A Friendly Reminder About Death

Lately I have been thinking a lot about death. The triggering event, appropriately, involved cigarettes; the store in which I attempted to procure a new pack only had my brand in soft pack. I mean, yes, I could have gotten 100s, but I always feel like I am done smoking 100s before the cigarette itself is finished and then there’s that awkward moment where you stand there self-consciously smoking a cigarette in which you are no longer interested and the cigarette itself feels bad because it’s not its fault that they made it longer than the normal cigarette and what kind of cigarette wants to be smoked by someone who is ambivalent at best about finishing it anyway? Also it knows that soon it will be thrust to the ground and stepped on to be extinguished forever. It’s a nasty, brutal and short life for a cigarette, even a long one. But I digress.

So, desperate as I was to get that delicious smoke into my lungs, I said yes to the soft pack option. If you have ever done something similar, you know how it turned out. The cigarettes were difficult to retrieve from the stupid slot you make at the top, and, as the day wore on the pack took more and more of a pounding so by the time I got around to addressing the few remaining smokes they were in terrible condition: bent, frazzled and in one case actually torn to the point where I had to remove the filter entirely and smoke it the other way around, which is largely unsatisfying and makes you look like some kind of low-level thug, a particularly unattractive appearance for a man who is approaching forty with astonishing celerity.

So I was standing on the street, smoking my improvised unfiltered cigarette in a state of extreme disgruntlement, complaining to myself about the unfairness of it all. Why, I moaned internally, do they even MAKE soft packs? Why not stick with the beauty of the box, a thing in which form and function effortlessly combine? Then I recalled an explanation from decades previous, in which a friend, posing the same question to the proprietor of a local smoke shop, was informed that soft packs are preferred by those who regularly wear suits, the lines of which are apparently unable to overcome the sharp angles of the box.

Now, I am not the type of person, thank God, who needs to wear a suit — most days, my attire consists of jeans and whatever was once hot at The Gap but made its inevitable migration to the bottom floor where all the sad sale items come to live out the end of their retail careers — but I do own one. And this mental disquisition on the state of the soft pack put me in mind of my own suit, about which this terrible thought flashed through my mind: From now on this suit will see many more funerals than weddings. It is just a fact of life. More people I know will die than get married going forward. The final funeral, I thought to myself, will be my own, but then I remembered that I have left specific instructions that when I pass on my body is to be burned and the resulting dust blasted into space so there are no earthly remains with which to trouble nature by reminding it of my existence.

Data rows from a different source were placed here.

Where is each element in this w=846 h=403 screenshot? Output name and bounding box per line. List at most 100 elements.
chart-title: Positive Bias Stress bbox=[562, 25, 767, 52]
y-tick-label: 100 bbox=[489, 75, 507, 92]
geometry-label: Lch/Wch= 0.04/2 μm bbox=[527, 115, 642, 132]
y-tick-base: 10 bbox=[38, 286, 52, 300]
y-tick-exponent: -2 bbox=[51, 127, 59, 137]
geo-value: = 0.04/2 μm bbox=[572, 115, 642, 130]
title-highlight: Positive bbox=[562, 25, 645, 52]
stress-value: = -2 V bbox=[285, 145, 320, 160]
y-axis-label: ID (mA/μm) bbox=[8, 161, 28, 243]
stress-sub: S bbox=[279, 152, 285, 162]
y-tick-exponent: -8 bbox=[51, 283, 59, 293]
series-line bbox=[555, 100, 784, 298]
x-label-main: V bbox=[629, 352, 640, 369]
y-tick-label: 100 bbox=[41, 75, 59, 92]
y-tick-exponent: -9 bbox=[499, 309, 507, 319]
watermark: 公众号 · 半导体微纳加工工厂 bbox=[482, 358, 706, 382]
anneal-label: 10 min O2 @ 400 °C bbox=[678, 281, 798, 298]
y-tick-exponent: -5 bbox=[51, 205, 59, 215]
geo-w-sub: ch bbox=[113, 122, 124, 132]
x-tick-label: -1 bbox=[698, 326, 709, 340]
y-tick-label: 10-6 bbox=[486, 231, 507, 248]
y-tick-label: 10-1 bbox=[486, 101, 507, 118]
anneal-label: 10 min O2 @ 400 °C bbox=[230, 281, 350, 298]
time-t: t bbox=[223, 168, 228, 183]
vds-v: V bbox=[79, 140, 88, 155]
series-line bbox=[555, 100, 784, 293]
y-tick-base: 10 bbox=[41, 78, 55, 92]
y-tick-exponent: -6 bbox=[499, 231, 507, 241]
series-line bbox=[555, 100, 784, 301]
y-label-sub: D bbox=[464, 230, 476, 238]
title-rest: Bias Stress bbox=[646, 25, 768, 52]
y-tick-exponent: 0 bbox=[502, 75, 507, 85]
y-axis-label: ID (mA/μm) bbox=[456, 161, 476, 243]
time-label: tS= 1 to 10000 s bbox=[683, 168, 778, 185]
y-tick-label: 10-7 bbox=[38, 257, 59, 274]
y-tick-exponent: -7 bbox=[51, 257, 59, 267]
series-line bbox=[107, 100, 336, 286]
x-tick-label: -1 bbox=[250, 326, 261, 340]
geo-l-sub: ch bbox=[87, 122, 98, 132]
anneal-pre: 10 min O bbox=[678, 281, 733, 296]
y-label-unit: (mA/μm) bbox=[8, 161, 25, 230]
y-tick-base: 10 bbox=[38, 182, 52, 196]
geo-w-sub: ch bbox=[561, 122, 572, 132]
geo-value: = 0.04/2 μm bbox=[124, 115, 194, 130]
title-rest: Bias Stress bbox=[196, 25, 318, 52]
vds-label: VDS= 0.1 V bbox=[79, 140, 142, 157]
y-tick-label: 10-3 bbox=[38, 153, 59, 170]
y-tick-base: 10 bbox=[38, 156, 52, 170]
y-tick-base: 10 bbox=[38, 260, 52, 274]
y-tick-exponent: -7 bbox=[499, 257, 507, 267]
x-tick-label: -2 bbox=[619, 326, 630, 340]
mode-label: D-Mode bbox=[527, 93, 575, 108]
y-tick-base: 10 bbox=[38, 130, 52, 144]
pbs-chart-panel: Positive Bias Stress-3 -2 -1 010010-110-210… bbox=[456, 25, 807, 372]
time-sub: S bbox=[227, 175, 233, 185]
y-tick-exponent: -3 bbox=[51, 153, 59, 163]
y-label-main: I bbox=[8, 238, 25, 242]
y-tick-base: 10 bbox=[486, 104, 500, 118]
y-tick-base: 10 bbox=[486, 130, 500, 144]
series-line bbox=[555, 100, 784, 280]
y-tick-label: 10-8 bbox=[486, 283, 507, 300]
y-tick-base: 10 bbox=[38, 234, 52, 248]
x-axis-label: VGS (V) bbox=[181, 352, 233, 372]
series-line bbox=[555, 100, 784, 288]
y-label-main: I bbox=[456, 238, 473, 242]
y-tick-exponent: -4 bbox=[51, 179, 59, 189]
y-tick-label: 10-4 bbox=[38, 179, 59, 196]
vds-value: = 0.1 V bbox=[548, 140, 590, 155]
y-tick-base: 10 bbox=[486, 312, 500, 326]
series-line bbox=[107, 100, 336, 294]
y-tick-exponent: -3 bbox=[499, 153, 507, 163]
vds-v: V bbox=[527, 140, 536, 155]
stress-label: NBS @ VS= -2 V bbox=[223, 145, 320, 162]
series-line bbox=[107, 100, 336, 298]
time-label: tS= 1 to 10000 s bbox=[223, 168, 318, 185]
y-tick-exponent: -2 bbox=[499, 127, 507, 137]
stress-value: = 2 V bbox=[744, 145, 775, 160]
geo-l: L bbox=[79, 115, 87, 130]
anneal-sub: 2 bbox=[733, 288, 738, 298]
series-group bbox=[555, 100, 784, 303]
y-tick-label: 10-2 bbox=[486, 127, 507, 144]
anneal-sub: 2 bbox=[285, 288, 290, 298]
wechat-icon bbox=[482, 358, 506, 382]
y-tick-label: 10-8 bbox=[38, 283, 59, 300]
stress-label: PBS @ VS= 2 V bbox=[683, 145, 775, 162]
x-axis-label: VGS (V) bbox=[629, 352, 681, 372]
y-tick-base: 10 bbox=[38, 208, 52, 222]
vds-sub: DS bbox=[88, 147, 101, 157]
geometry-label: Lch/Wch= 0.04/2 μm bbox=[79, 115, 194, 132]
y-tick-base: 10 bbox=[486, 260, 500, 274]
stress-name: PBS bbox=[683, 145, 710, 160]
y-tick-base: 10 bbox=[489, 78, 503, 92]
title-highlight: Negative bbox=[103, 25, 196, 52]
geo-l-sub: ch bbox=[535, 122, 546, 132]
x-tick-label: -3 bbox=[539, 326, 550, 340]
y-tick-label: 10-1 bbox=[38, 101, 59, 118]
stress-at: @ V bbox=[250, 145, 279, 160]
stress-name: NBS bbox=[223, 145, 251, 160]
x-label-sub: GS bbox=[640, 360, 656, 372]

Death itself is not at all worrisome to me; it’s the sad deaccumlation of details that lead up to the process that I find so troubling. With each funeral to which I wear that suit I am losing one more person in my life, one more friend or relative who remembered me when I was younger and more enthusiastic about things. As we age, we grow dull and fearful, resentful of the vibrance of the generations which succeed us. Having once been of the up-and-coming generation it is a terrible thing to know that your time has passed, that those younger than you now look upon you as a cautionary tale at best and a grim reminder of their own mortality at worst. They mock you for your inability to understand and appreciate the things that come as second nature to them.

Take, for example, this video of someone’s grandfather listening to Skrillex. If you are like me, you have no idea what Skrillex is, and even the explanations provided by the kids today offer no succor. In days past I would have laughed at this grandpa, his angry bafflement at the sounds of the new. But now I can only weep, for I know that I am that grandpa. Maybe not yet exactly, but soon. I can only clench my fists in rage to realize that where once I would have been the young man playing the music, it is not long before I will be the old man reacting to it with distaste. The only redeeming thing I can think about it is that, no matter how young you are now, someday so will you. We are all that grandpa. It’s just a question of how much time it’s going to take us to get there. I suppose death, when it finally comes, will be something of a relief.

Anyway, soft packs really suck is what I was trying to say. I am not making that mistake again.